From this description it can easily be divined of what nature was her influence and how she gained and held her power over the king. She won Louis XIV. entirely by her sensual charms, provoked him by her imperious exactions, her ungovernable fits of temper, and her daring sarcasm; always extravagant and unreasonable, she talked constantly of balls and fetes, the glories of court and its scandals. Most exacting, yet never satisfied, she had no regard for the interests or honor of the weak king, to whose lower nature only she appealed.
Mme. de Montespan was of noble birth, being the youngest daughter of Rochechouart, first Duke of Mortemart. She was born in 1641, at the grand old chateau of Tonnay-Charente, and was educated at the convent of Sainte-Marie. Brought up religiously, she at first evinced a much greater tendency toward religion than toward worldly ambition and vanity. Mme. de Caylus, in her Souvenirs, wrote that “far from being born depraved, the future favorite had a nature inherently disinclined to gallantry and tending to virtue. She was flattered at being mistress, not solely for her own pleasure, but on account of the passion of the king; she believed that she could always make him desire what she had resolved never to grant him. She was in despair at her first pregnancy, consoled herself for the second one, and in all the others carried impudence as far as it could go.”
She was known first as Mlle.

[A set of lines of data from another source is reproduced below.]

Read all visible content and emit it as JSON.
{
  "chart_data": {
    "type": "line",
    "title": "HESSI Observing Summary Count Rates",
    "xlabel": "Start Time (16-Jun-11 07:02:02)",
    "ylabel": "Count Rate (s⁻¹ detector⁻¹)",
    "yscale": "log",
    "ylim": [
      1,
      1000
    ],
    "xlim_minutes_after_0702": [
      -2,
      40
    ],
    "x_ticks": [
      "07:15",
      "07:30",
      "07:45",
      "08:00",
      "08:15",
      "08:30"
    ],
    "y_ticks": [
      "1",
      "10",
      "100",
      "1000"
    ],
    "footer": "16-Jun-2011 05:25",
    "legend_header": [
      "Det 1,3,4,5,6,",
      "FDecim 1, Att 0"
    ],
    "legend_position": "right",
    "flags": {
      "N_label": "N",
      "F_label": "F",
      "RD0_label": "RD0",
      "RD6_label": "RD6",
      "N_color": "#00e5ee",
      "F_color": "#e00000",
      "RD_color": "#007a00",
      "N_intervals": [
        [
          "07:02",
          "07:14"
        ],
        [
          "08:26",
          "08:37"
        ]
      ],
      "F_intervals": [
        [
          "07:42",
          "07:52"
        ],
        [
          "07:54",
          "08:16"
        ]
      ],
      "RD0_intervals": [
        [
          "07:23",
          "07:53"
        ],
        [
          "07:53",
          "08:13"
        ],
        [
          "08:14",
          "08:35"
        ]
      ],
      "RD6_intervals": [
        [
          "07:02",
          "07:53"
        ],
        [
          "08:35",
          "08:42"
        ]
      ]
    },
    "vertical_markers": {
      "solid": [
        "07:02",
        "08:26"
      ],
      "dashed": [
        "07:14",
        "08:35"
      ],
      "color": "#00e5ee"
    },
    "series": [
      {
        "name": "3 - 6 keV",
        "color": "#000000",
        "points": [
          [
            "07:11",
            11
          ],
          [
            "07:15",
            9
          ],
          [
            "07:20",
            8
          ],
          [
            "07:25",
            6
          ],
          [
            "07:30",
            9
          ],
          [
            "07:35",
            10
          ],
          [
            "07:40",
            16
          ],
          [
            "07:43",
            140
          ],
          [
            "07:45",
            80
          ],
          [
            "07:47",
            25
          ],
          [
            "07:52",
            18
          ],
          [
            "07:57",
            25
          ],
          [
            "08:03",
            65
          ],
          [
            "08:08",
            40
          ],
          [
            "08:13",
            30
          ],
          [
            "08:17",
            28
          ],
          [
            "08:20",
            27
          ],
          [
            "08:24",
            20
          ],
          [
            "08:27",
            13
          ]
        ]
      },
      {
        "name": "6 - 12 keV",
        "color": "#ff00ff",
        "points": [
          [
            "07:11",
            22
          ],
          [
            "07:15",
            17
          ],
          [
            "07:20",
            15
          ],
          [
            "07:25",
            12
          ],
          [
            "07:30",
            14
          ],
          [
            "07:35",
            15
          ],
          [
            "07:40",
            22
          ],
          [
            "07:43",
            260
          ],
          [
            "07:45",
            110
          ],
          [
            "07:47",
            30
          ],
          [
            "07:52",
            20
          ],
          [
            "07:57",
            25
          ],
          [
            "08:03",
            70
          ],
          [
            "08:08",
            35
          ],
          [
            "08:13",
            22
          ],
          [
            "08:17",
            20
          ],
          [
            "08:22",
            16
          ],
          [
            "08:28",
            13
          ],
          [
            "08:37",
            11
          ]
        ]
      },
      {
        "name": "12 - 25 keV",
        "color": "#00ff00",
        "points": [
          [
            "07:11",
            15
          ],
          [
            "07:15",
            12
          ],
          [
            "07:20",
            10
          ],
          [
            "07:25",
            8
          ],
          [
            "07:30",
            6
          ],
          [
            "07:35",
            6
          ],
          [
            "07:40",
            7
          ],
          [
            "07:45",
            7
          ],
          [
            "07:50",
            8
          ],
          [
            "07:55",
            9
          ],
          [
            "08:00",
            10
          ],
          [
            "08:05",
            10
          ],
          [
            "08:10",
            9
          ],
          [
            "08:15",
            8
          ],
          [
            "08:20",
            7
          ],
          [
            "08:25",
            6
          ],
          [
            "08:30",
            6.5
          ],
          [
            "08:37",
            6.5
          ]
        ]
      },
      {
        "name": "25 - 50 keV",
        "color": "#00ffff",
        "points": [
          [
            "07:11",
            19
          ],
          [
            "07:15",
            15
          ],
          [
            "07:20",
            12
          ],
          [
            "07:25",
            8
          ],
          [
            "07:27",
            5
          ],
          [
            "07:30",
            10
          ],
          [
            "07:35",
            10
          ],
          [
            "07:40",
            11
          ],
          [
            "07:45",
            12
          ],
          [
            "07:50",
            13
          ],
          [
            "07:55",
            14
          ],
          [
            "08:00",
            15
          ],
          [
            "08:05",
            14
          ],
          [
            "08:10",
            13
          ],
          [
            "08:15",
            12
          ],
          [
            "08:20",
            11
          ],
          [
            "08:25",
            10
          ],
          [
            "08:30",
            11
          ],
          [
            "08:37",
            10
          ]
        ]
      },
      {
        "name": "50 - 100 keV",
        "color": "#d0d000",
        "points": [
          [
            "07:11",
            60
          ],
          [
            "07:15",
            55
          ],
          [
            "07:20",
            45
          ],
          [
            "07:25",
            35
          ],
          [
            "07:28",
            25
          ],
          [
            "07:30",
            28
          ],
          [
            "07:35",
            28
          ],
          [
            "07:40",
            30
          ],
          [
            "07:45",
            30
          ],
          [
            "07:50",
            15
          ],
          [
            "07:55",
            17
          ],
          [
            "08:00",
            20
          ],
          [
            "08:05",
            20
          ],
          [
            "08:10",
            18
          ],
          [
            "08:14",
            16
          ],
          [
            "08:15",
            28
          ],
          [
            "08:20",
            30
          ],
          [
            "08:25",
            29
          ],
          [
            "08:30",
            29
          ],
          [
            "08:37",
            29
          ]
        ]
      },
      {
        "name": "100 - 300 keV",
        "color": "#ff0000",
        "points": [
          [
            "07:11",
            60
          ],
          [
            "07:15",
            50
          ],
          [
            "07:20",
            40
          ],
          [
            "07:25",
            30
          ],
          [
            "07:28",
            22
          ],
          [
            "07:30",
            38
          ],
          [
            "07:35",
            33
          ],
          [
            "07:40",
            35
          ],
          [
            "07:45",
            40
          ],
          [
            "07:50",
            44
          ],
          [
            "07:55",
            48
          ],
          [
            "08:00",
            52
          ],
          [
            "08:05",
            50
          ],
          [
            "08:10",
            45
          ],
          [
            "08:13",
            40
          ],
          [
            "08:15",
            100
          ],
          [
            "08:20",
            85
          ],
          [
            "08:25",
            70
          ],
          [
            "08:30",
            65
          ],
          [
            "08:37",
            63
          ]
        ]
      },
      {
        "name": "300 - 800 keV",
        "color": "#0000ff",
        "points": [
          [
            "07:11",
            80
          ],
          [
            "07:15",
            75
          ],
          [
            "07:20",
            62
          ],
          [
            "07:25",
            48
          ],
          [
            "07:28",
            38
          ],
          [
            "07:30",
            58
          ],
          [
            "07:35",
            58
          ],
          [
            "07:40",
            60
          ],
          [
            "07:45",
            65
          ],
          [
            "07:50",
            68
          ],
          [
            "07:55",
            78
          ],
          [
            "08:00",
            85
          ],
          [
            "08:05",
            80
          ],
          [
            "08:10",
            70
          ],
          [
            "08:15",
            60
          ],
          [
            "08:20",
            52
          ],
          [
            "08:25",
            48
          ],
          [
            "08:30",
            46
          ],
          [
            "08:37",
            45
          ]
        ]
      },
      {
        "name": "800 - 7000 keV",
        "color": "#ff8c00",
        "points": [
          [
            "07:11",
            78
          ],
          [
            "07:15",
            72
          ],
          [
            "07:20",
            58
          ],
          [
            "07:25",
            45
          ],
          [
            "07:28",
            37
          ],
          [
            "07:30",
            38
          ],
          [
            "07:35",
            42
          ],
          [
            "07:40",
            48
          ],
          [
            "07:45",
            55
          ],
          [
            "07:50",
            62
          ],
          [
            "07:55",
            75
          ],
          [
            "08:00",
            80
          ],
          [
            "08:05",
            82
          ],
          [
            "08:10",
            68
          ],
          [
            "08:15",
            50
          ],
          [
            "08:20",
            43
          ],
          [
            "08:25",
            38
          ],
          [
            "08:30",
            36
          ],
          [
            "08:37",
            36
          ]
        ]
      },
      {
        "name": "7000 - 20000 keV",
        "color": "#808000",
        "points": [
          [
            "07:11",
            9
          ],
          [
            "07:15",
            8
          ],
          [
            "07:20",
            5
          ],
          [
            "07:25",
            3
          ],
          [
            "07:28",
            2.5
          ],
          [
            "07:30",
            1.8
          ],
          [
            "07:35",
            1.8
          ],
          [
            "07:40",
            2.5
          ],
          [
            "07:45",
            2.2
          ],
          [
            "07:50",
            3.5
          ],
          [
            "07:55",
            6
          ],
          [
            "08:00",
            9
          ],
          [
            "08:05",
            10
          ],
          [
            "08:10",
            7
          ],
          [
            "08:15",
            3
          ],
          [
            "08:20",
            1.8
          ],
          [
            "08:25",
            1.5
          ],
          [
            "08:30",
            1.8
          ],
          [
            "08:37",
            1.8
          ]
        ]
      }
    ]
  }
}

Tonnay-Charente, and was maid of honor to the Duchess of Orleans. When, at the age of twenty-two, she married the Marquis de Montespan and became lady in waiting to the queen, her beauty, wit, and brilliant conversational powers at once made her the centre of attraction; for several years, however, the king scarcely noticed her. Upon secretly becoming his mistress in 1668 and openly being declared as such two years later, her husband attempted to interfere, and was unceremoniously banished to his estates; in 1676 he was legally separated from her. She persuaded the king to legitimatize their children, who were confided to Mme. Scarron,—afterward Mme. de Maintenon,—who later influenced the king to abandon his mistress.